At the time that computers and mass storage devices began to be "transportable" came immediately the need to find mechanisms to protect the information contained in these devices on the road. Imagine the damage that a public agency or a large company could suffer if one of their employees have his work laptop stealt at a gas station or an airport. Therefore, it was needed to find an environment that ensured the confidentiality of the information of the portable devices in a comfortable way that do not penalize their use.

On the other hand, it exists the possibility that the owner of the data suffers pressure to decrypt the data with its key. Imagine if an employee who works on military bussines or a political dissident is tortured or interrogated to find out how to enter his laptop to get a nes future fighter blueprints or opinion pieces that could lead him to a firing squad. In such cases it is very useful that mechanisms exist to provide deniability of information. These mechanisms would help deciphering "lure" files of little importance or even outright false which would mislead the interrogators, who would have no way of knowing if that is the whole information encrypted or if instead there is more. 
To address these problems the military has been developing long ciphers able to protect data in case of mass storage devices fall into enemy hands.

At civil level, one of the earliest examples is found in the file system StegFS. This file system allows not only encrypt confidential data but apply steganographic methods that gives deniability of that information. StegFS development is stopped and is not currently recommended for use in modern infrastructure (in fact only supports kernels 2.2.x branch), however their website has several papers, highly recommended reading, explaining the theoretical of such mechanisms.

Another option, the other in constant development and has come to pick up the baton from the previous system, is TrueCrypt . This tool is cross-platform (runs on Windows, Mac and Linux) and allows you to create encrypted virtual disks that can be mounted as standard units of the system, performing the encryption-decryption in real time (on-the-fly), so that operation on encrypted files is completely transparent to the user. When removing these virtual disks TrueCrypt encrypts data in a single file so there is no way for an attacker to know how many encrypted files are inside the main one. For all this the user uses a password of his invention and one of the symmetric encryption algorithms offered by the tool, such as AES-256, Serpent or Twofish, among others.

The usefulness of this tool is obvious, since we can encrypt personal data that we have in our USB memory (for example, our certificate of the FNMT, lists of passwords, network maps or personal photos) or even an entire partition, including boot, as TrueCrypt allows for authentication during startup, so that if any steals the laptop will be virtually impossible to him to extract any information from the hard drive.

TrueCrypt provides two levels of deniability. To begin with: without the decryption key, encrypted TrueCrypt volumes are indistinguishable from any other type of binary data files. Files containing encrypted TrueCrypt volumes lack any type of signature that identifies them as such. This makes it easy to hide it by changing its extension such as.

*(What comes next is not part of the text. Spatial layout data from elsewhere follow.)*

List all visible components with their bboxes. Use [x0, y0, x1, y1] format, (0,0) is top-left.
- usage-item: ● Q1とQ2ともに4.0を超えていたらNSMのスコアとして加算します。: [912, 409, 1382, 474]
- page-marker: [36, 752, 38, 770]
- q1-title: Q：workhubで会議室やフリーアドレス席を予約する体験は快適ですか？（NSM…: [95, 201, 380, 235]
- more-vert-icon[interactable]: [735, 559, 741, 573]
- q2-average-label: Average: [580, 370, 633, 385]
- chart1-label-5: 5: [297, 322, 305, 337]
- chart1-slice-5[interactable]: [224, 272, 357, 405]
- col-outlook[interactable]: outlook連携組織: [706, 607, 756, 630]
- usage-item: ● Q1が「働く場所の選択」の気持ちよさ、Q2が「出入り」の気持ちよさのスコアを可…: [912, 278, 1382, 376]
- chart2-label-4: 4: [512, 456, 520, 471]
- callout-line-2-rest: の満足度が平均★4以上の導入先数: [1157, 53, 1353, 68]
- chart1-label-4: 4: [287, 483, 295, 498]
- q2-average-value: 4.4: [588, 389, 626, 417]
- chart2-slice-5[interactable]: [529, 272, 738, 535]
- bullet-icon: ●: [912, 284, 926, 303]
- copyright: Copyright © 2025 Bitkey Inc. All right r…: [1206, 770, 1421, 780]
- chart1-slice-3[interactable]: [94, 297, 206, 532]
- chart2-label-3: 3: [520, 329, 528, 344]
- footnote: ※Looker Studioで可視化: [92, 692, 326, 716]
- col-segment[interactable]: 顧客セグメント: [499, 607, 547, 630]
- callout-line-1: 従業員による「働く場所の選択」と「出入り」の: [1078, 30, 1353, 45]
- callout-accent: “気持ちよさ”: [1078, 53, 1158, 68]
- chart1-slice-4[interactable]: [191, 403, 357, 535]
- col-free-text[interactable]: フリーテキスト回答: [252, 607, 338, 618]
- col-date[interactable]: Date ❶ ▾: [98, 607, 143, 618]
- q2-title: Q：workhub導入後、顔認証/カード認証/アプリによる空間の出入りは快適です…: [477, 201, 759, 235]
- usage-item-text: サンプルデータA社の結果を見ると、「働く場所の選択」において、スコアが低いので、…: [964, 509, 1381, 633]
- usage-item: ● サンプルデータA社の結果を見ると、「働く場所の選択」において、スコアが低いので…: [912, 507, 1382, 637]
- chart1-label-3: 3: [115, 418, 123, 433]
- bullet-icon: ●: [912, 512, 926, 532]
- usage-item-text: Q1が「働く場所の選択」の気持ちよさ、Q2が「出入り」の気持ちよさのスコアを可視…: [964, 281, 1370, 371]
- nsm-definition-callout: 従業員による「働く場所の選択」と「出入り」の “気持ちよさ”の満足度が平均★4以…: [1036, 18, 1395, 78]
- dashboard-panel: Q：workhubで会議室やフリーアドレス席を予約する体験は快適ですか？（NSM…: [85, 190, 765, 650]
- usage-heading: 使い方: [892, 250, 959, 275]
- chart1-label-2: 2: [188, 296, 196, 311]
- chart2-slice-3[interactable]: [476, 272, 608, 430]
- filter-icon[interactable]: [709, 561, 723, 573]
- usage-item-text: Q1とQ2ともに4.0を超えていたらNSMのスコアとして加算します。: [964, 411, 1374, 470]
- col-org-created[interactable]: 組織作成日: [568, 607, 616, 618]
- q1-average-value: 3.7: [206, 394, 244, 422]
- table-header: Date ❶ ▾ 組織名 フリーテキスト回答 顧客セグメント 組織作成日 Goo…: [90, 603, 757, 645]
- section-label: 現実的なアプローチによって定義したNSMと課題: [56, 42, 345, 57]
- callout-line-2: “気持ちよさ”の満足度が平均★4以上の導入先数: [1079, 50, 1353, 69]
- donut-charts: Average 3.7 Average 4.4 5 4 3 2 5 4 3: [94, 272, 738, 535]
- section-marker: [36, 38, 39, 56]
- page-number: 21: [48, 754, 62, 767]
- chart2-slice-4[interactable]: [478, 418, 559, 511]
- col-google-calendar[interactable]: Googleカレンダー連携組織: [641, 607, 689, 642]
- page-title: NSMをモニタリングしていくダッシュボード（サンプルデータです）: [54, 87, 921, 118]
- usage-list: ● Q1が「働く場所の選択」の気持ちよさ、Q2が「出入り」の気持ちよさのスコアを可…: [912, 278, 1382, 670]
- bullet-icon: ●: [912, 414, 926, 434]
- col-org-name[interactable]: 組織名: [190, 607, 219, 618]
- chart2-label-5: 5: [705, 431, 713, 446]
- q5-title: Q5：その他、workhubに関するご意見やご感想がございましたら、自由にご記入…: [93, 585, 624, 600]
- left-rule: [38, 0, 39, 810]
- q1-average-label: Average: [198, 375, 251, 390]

Iso,. Raw,. Img or what comes to mind ... to TrueCrypt will not be affected by extension because when mounting the volume Truecrypt accepts anyone. The second level of deniability corresponds to hidden volumes that consists in an encrypted volume inside another so that the user has two passwords: one that opens the main encrypted volume, which will have decoy files, and other that opens a secondary encripted volume (the one in the main) with the really important files. The TrueCrypt developers say there is no way to tell if an encrypted volume contains another hidden. 
Besides the above, Truecrypt is really easy to use by relying on a truly intuitive windows interface. To make things better the documentation of its website is very well organized and is very educational explaining in a clear and easily way the fundamentals of the functionality offered by the tool.

With this, there is no excuse for not wearing our data safely on our portable devices, completely safe from leaks because of theft or espionage.